When we ask clients about their new-product innovation and go-to-market process, they often respond with: “We use agile.” There’s just one problem: Agile isn’t a process for product management. It’s a method for product development.

Whether you’re using agile, waterfall, some combination (Scrummerfall? Iterative water-kanban?) or something else entirely, you need a process for product management.

Saying you use agile as your process for product management is like saying tasting your dishes as you’re cooking is your process for being a chef. Many chefs do this to ensure the output is as they expect and to make corrections along the way. But there’s more to being a great chef.

Imagine you’re preparing a dinner for friends. You need to know their preferences, expectations and needs, how many people you’ll be serving, and when and where the meal will take place. With these inputs, you can develop a rough plan or “roadmap” for the meal. Make sure you have the right ingredients and know how long each dish takes to cook so you can plan when to start preparing each one.

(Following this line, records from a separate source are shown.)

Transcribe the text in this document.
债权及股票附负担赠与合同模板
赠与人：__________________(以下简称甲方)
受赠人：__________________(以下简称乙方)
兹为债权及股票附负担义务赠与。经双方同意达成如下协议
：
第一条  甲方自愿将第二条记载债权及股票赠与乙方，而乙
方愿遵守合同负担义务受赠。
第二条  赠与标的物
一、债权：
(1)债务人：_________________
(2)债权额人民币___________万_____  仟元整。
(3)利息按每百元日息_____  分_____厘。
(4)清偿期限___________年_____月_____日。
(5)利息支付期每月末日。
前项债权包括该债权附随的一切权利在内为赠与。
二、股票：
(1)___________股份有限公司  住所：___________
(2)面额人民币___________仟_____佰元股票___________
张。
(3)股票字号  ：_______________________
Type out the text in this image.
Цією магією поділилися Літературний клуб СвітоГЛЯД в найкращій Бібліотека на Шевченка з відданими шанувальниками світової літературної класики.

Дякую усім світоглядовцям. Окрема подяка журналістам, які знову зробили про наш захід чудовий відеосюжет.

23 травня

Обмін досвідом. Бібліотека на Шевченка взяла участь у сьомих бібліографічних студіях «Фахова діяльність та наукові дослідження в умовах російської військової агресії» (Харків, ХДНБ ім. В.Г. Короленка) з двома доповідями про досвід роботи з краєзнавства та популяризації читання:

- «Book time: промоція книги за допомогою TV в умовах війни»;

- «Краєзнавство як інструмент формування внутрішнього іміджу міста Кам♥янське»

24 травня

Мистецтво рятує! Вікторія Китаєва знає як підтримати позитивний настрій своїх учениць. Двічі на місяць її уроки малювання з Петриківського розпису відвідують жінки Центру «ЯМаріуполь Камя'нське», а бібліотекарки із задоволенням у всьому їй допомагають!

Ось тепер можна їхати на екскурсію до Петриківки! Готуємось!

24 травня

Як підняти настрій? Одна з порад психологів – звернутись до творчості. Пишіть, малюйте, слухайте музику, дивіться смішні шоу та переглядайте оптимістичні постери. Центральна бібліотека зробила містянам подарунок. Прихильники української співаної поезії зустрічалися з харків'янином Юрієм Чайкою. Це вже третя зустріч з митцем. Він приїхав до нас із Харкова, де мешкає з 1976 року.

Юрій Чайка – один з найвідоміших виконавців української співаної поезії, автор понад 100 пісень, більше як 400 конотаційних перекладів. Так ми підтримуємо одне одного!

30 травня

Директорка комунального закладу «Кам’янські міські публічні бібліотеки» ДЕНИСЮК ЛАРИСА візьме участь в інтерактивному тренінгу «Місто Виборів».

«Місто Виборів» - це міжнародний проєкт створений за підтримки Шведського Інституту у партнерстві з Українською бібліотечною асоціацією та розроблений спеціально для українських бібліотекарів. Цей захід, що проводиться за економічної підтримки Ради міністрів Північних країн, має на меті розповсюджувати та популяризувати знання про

Tasting as you cook may help the meal turn out better, but if you don’t know what your guests like or are allergic to, or if you don’t have the right ingredients before you start – and it’s too late to run to the store – your meal will be a disaster. The moral is: Whether or not you use agile, without proper planning and analysis, a new product, or an enhancement to an existing offering, is unlikely to succeed.

The fundamentals of good product management remain the same, regardless of development methodology – understand the market and customer needs, design products that address those needs while meeting financial or other goals, take responsibility for the overall commercial success of products and manage each product through its entire lifecycle. Many crucial product management elements are unrelated to the product development process – from market sizing to pricing to sales enablement. To equate agile with a product management process is to ignore product managers’ other responsibilities toward making their products commercially successful.

Obviously, there is an impact on product management when a waterfall approach is traded for an agile approach – e.g. the method for communicating requirements (user stories), the role of the product manager in working with the product development team (product owner), and the approach to customer research and prototyping. These differences often challenge product managers (and others) to adapt, and require new knowledge and skills. But this doesn’t mean that everything pre-agile gets thrown out the window. Instead, some of the elements of the product management process must simply be modified to reflect agile.

Whether you use a waterfall or agile process for product development, our Product Marketing and Management Model offers product managers an innovation and go-to-market process based on our research on the practices of best-in-class B2B companies. It provides a framework for the activities and deliverables necessary to create, launch and sustain customer-oriented offerings. Product development is an important piece of this model, but not a replacement for it.